Entre octobre 2019 et avril, la direction a eu six mois pour scruter les possibles conflits d’intérêts portant sur ce dossier ultrasensible, avant d’annoncer le choix du consortium pour cette étude. Difficile de croire qu’elle n’a pas identifié les mêmes proximités que Libération. Malgré tout, Nesslany est placé dans toutes les instances de décision sur le glyphosate.

La proximité de l’Anses avec les porteurs d’intérêts, ou lobbys, a déjà été épinglée par son propre comité de déontologie, en mai 2019. En analysant le registre des rencontres des agents de l’agence, le comité a calculé que « les firmes et les représentants du monde agricole représentent environ 80% des visites. Le nombre de pétitionnaires reçus est à peu près stable sur les deux ans et demi de tenue du registre, de l’ordre d’une quinzaine par an, ce qui peut sembler peu au regard du nombre des dossiers traités par l’Anses sur cette période, et peut s’expliquer par le fait que la majorité des firmes reçues sont de grands groupes industriels qui peuvent porter plusieurs dossiers, ou des organisations qui peuvent représenter d’autres entreprises (Union pour la protection des plantes) ». Marie-Angèle Hermitte regrette qu’il n’y ait pas eu « de réactions officielles » de la direction suite à ce rapport.

Libération a demandé à avoir accès à ce registre public, sans succès pour l’instant.

L’Anses est sous la tutelle des ministères de l’Agriculture, de la Santé et de la Transition écologique. Mais le premier, directement concerné par le glyphosate, participe à hauteur de 64,5 millions d’euros en 2020 au budget de l’agence, soit plus de 60% du total.
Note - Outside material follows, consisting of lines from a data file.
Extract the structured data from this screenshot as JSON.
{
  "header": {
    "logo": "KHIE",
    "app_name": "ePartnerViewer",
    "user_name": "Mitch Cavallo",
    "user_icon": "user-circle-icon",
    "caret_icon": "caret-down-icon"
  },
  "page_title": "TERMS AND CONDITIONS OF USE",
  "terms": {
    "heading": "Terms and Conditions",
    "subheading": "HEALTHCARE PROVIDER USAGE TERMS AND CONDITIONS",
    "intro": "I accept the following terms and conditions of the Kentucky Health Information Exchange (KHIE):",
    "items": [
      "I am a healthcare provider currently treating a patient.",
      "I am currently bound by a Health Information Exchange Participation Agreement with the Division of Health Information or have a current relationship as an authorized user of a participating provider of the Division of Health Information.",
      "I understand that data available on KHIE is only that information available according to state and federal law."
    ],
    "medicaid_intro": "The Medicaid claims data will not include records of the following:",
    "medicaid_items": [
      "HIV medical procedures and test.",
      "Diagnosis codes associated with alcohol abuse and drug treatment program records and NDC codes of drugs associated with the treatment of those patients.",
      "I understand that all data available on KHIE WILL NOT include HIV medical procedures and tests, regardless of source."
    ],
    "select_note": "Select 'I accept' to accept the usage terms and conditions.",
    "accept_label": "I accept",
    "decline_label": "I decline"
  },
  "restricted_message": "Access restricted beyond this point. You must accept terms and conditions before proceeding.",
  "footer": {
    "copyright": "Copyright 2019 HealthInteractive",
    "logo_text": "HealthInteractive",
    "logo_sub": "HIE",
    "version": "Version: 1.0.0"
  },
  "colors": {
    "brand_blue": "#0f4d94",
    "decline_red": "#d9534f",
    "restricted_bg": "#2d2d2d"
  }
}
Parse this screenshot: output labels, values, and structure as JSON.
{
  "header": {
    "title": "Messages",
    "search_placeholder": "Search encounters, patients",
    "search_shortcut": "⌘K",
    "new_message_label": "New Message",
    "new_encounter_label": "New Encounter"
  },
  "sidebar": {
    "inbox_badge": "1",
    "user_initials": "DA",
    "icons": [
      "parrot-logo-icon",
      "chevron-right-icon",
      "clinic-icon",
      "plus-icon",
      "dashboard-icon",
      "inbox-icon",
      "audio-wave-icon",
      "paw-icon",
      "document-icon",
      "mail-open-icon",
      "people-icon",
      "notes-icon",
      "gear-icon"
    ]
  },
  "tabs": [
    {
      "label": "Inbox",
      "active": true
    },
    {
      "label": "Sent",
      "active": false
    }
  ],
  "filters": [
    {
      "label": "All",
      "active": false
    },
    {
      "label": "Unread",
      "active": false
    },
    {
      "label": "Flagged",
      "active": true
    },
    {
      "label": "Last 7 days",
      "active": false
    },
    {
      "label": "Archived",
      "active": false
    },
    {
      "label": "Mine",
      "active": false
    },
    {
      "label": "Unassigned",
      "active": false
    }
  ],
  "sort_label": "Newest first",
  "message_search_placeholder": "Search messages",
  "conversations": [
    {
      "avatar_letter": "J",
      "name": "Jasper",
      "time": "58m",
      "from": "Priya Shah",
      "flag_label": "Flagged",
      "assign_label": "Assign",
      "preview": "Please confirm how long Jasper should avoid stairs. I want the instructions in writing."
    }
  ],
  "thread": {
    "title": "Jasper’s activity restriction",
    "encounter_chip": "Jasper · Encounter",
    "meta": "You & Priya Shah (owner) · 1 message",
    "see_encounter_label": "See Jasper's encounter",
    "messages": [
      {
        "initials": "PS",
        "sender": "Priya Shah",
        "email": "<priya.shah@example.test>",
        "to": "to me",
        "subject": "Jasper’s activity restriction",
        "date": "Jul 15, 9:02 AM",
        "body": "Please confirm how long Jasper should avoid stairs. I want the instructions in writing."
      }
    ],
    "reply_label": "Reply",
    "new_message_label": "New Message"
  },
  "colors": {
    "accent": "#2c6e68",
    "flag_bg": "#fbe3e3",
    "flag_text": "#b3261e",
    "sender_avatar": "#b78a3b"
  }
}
Jeu d’influence au gouvernement
La proximité du ministère avec les syndicats agricoles majoritaires, que sont la FNSEA et les JA, est connue. Preuve en est, la création fin 2019 de la cellule Demeter anti-agribashing, demandée par ses syndicats et mise en place par les ministères de l’Agriculture et l’Intérieur. Or, ces syndicats et leurs branches départementales se sont fortement mobilisés en faveur au glyphosate lors de sa réautorisation, comme le montre le registre de la Haute Autorité de la transparence de la vie publique (HATVP).

On peut aussi apprécier dans ce registre les moyens déployés par Bayer pour influer sur la politique française. Pour la seule année 2019, la multinationale déclare, pour son compte et celui de Monsanto, deux missions de lobbying en rapport avec le glyphosate. Missions qui leur ont permis de rencontrer : des collaborateurs du président de la République, des députés, sénateurs, collaborateurs parlementaires ou agents des services des assemblées parlementaires, ainsi que des membres du gouvernement ou membre de cabinet ministériel du Premier ministre, de l’Agriculture, de l’Economie et Finances, et de l’Environnement.

Jeudi, le député insoumis Loïc Prud’homme annonçait sur Twitter être prêt à porter plainte pour « prise illégale d’intérêt (art.432-12 du code pénal), de favoritisme (art.432-14 du CP) et recel de favoritisme (article 321-1 du CP). Pour 1,2 million d’Euros ». Avant que le consortium ne se retire.